Abstract

The potential for metabolism-related drug-drug interactions by new chemical entities is assessed by monitoring the impact of these compounds on cytochrome P450 (CYP) activity using well-characterized CYP substrates. The conventional gold standard approach for in vitro evaluation of CYP inhibitory potential uses pooled human liver microsomes (HLM) in conjunction with prototypical drug substrates, often quantified by LC-MS/MS. However, fluorescent CYP inhibition assays, which use recombinantly expressed CYPs and fluorogenic probe substrates, have been employed in early drug discovery to provide low-cost, high-throughput assessment of new chemical entities. Despite its greatly enhanced throughput, this approach has been met with mixed success in predicting the data obtained with the conventional gold standard approach (HLM+LC-MS).
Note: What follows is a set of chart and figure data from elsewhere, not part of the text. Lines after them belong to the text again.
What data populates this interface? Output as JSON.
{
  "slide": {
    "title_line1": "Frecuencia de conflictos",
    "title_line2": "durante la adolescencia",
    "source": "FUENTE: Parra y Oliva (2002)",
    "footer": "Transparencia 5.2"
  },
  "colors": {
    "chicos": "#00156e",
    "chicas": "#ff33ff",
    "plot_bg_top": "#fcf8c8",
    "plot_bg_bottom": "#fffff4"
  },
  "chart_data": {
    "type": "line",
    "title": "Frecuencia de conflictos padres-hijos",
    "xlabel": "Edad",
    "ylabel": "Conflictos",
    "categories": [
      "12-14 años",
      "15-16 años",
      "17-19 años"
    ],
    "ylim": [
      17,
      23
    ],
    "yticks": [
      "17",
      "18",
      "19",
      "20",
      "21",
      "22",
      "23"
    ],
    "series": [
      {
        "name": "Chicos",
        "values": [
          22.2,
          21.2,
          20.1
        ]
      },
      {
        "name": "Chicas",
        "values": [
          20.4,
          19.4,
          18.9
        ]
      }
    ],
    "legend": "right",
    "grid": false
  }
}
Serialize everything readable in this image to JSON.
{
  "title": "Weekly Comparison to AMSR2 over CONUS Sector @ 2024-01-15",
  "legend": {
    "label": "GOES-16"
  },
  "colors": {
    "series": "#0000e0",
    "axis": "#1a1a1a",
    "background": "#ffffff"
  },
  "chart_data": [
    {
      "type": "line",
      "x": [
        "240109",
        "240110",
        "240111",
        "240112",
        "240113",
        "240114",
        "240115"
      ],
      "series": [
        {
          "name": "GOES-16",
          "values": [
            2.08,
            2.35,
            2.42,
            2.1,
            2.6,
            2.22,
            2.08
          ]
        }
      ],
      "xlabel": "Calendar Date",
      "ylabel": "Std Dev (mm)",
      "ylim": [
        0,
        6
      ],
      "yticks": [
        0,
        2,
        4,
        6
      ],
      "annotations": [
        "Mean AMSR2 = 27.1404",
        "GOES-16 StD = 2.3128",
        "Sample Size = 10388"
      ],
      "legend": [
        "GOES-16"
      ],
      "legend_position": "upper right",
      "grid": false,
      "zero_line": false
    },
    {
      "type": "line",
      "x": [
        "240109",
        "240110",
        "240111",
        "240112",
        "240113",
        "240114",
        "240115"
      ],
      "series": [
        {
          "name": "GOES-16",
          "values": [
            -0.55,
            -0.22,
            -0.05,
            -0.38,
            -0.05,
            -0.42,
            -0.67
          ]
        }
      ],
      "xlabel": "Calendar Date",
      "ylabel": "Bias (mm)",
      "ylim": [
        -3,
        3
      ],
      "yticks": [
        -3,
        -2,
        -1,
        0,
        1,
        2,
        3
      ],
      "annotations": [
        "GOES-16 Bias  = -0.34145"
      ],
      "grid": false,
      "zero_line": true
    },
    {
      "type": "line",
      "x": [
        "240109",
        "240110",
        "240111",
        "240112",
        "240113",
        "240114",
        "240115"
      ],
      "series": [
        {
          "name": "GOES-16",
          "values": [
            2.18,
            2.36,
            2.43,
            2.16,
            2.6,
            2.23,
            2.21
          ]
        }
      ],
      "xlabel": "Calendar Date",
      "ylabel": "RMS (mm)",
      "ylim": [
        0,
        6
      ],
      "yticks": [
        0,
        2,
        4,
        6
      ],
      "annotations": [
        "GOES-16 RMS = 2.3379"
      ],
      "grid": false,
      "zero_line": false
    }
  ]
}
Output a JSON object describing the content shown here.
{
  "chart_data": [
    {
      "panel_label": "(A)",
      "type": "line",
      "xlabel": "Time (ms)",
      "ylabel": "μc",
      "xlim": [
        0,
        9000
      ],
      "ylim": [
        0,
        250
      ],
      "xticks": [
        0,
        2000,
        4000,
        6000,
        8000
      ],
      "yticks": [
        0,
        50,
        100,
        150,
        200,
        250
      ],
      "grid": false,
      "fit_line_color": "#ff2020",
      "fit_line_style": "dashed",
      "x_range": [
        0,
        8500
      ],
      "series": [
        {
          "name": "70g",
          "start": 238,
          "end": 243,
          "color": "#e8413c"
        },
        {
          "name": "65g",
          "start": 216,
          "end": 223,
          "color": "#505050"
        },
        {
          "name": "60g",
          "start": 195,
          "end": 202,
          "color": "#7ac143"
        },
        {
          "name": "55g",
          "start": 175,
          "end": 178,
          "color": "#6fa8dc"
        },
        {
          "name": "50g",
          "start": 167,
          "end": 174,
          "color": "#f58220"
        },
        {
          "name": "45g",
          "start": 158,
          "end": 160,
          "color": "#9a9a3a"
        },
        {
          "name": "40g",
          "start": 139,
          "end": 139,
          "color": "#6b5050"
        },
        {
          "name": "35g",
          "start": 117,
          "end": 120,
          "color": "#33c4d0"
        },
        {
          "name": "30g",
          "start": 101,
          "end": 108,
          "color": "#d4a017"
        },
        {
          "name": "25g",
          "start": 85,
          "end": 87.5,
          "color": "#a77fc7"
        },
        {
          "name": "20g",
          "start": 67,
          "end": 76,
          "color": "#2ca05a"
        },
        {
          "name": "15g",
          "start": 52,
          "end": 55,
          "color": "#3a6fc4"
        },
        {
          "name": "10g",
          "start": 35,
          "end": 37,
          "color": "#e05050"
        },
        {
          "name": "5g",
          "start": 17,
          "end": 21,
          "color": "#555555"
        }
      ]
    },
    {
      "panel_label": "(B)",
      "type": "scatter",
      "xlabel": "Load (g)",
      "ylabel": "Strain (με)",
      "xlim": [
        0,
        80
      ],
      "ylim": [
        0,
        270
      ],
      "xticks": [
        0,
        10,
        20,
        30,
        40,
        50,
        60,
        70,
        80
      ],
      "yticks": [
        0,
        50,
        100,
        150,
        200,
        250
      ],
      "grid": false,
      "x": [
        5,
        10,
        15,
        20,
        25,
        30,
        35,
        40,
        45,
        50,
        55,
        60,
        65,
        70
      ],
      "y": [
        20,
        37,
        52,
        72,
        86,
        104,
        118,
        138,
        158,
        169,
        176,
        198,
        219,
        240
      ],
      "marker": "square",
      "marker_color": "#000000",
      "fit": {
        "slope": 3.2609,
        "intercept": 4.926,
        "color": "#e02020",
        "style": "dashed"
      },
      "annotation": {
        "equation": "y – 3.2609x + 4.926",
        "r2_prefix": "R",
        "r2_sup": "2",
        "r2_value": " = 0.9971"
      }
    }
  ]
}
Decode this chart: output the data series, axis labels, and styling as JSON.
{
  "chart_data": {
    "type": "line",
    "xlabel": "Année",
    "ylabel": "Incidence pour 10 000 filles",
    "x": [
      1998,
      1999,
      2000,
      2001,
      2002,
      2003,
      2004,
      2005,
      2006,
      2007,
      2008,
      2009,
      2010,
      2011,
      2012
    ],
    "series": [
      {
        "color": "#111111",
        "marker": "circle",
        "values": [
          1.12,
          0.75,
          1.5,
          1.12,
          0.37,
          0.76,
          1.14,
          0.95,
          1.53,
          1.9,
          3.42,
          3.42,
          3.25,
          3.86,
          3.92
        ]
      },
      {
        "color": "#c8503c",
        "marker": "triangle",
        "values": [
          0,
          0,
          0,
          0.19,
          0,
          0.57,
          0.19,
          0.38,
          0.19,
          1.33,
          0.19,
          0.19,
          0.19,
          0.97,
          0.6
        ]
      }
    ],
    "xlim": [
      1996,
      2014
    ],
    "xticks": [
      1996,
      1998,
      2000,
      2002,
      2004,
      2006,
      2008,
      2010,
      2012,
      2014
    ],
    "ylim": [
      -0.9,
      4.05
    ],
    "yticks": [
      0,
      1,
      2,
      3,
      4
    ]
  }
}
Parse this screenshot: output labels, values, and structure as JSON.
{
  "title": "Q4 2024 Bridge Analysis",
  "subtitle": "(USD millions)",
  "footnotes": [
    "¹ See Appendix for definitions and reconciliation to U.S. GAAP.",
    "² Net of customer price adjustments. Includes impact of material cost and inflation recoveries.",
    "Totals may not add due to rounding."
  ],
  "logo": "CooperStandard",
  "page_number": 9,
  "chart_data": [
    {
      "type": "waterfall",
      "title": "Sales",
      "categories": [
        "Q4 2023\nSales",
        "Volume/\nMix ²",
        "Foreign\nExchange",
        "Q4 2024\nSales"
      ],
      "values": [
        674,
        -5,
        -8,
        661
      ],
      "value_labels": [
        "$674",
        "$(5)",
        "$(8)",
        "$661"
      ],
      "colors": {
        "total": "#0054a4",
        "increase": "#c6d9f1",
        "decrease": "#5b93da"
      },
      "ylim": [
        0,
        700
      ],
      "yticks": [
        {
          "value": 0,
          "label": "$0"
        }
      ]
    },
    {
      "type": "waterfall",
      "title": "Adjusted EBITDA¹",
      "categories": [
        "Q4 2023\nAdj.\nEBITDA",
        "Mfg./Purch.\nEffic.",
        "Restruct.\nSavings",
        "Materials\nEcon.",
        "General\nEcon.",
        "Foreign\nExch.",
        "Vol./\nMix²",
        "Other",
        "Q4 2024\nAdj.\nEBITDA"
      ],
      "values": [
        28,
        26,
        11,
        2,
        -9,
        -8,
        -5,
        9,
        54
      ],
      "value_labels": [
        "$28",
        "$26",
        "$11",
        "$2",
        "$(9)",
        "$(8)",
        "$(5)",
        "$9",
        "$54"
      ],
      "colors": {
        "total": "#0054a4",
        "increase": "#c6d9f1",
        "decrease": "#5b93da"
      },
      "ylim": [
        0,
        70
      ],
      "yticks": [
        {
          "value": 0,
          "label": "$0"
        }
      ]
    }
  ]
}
The authors find that the predictivity of fluorogenic assays for the major CYP isoforms 3A4 and 2D6 may depend on the quality of the test compounds. Although the structurally more optimized marketed drugs yielded acceptable correlations between the fluorogenic and HLM+LC-MS/MS assays for CYPs 3A4, 2D6, and 2C9 (r2 = 0.5-0.7; p < 0.005), preoptimization, early discovery compounds yielded poorer correlations (r2 < or = 0.2) for 2 of these major isoforms, CYPs 3A4 and 2D6. Potential reasons for the observed differences are discussed.